The short-term digital intervention came out of a specific finding: the addresses surfacing in patient communications and appointment confirmations were often wrong. Not wrong because of a UX failure, it was wrong because Epic, the underlying system of record, stores billing addresses rather than building addresses, and those are frequently different. A patient directed to the billing address of a massive hospital campus can end up at the wrong building, the wrong entrance, or lost in a parking structure nowhere near their appointment.
The recommendation: parse the Epic data, match doctors to buildings, correct the addresses systematically, and surface the right information across the channels patients are already using like app notifications, text messages, appointment reminders. A relatively contained technical fix with a significant experiential impact.

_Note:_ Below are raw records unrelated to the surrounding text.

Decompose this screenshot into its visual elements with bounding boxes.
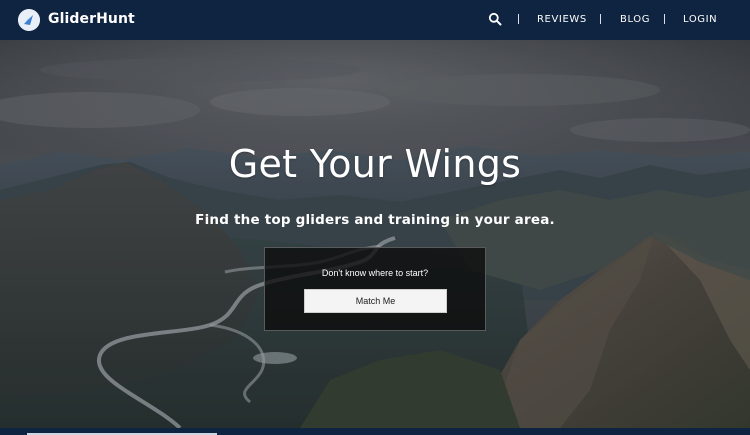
nav-separator xyxy=(664,14,665,24)
glider-logo-icon[interactable] xyxy=(18,9,40,31)
search-icon[interactable] xyxy=(488,12,502,26)
nav-separator xyxy=(600,14,601,24)
hero-title: Get Your Wings xyxy=(228,142,522,186)
nav-link-login[interactable]: LOGIN xyxy=(683,14,717,25)
hero-background-image xyxy=(0,40,750,428)
top-navbar: GliderHunt REVIEWS BLOG LOGIN xyxy=(0,0,750,40)
nav-separator xyxy=(518,14,519,24)
match-me-button[interactable]: Match Me xyxy=(304,289,447,313)
brand-name[interactable]: GliderHunt xyxy=(48,11,135,27)
cta-panel: Don't know where to start? Match Me xyxy=(264,247,486,331)
hero-subtitle: Find the top gliders and training in you… xyxy=(195,212,555,228)
cta-prompt: Don't know where to start? xyxy=(321,268,429,278)
nav-link-blog[interactable]: BLOG xyxy=(620,14,650,25)
hero-section: Get Your Wings Find the top gliders and … xyxy=(0,40,750,428)
nav-link-reviews[interactable]: REVIEWS xyxy=(537,14,587,25)
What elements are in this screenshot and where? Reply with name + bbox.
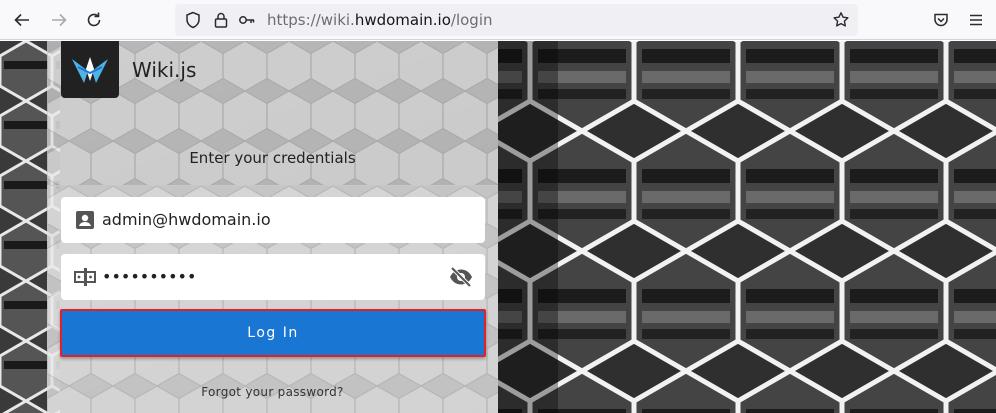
password-field[interactable]: •••••••••• <box>61 254 485 300</box>
star-icon[interactable] <box>832 11 850 29</box>
back-arrow-icon[interactable] <box>8 6 36 34</box>
account-box-icon <box>76 211 94 229</box>
reload-icon[interactable] <box>80 6 108 34</box>
pocket-icon[interactable] <box>927 6 955 34</box>
email-value[interactable]: admin@hwdomain.io <box>102 197 271 243</box>
wikijs-logo <box>61 41 119 98</box>
email-field[interactable]: admin@hwdomain.io <box>61 197 485 243</box>
login-subtitle: Enter your credentials <box>189 149 356 167</box>
address-bar[interactable]: https://wiki.hwdomain.io/login <box>175 4 858 36</box>
url-text[interactable]: https://wiki.hwdomain.io/login <box>267 4 493 36</box>
browser-toolbar: https://wiki.hwdomain.io/login <box>0 0 996 40</box>
eye-off-icon[interactable] <box>449 266 473 288</box>
brand-name: Wiki.js <box>132 58 197 82</box>
form-textbox-password-icon <box>74 268 96 286</box>
forgot-password-link[interactable]: Forgot your password? <box>47 385 498 399</box>
login-panel: Wiki.js Enter your credentials admin@hwd… <box>47 41 498 413</box>
wikijs-logo-icon <box>72 56 108 83</box>
lock-icon[interactable] <box>212 11 230 29</box>
password-value[interactable]: •••••••••• <box>102 254 196 300</box>
menu-icon[interactable] <box>962 6 990 34</box>
login-header: Wiki.js Enter your credentials <box>47 41 498 185</box>
forward-arrow-icon[interactable] <box>45 6 73 34</box>
login-button[interactable]: Log In <box>60 309 486 357</box>
shield-icon[interactable] <box>184 11 202 29</box>
key-icon[interactable] <box>238 11 256 29</box>
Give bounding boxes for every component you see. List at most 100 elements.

The longer-term recommendation was a structured exploration of low-frequency Bluetooth beacon technology for on-site navigation (blue dot navigation) indoor positioning that would let a patient's phone guide them from the parking garage to the right floor of the right building. We vetted multiple vendors, mapped the cost and effort profile, and evaluated the realistic implementation timeline for a system the size of BSWH's campus footprint. The recommendation wasn't to build it now. It was to understand what it would actually take, so that when the organization decides to invest, they're doing it with clear eyes. Pilot locations needed to be identified, scale and scope of the mapping explored, but we had the info so that we could move confidently.
The value of this work isn't a product launch. It's a team that went into it aimed at one solution and came out understanding their problem more clearly than when they started. That's what good service design is supposed to do.
This chapter doesn't have a clean ending. The heart failure product has just launched its pilot. The 65+ work is waiting for the right moment. The wayfinding recommendations are in progress, with a focus on the identified low hanging fruit problems. That's the nature of discovery work at scale: you define the problem, you open up the solution space, you hand it off. The work here is less visible than the Specialty Care chapter. Fewer screens, no patient testimonials, no launch event. But it shaped what comes next for these teams, and that's the part of service design that's easiest to overlook and hardest to replace.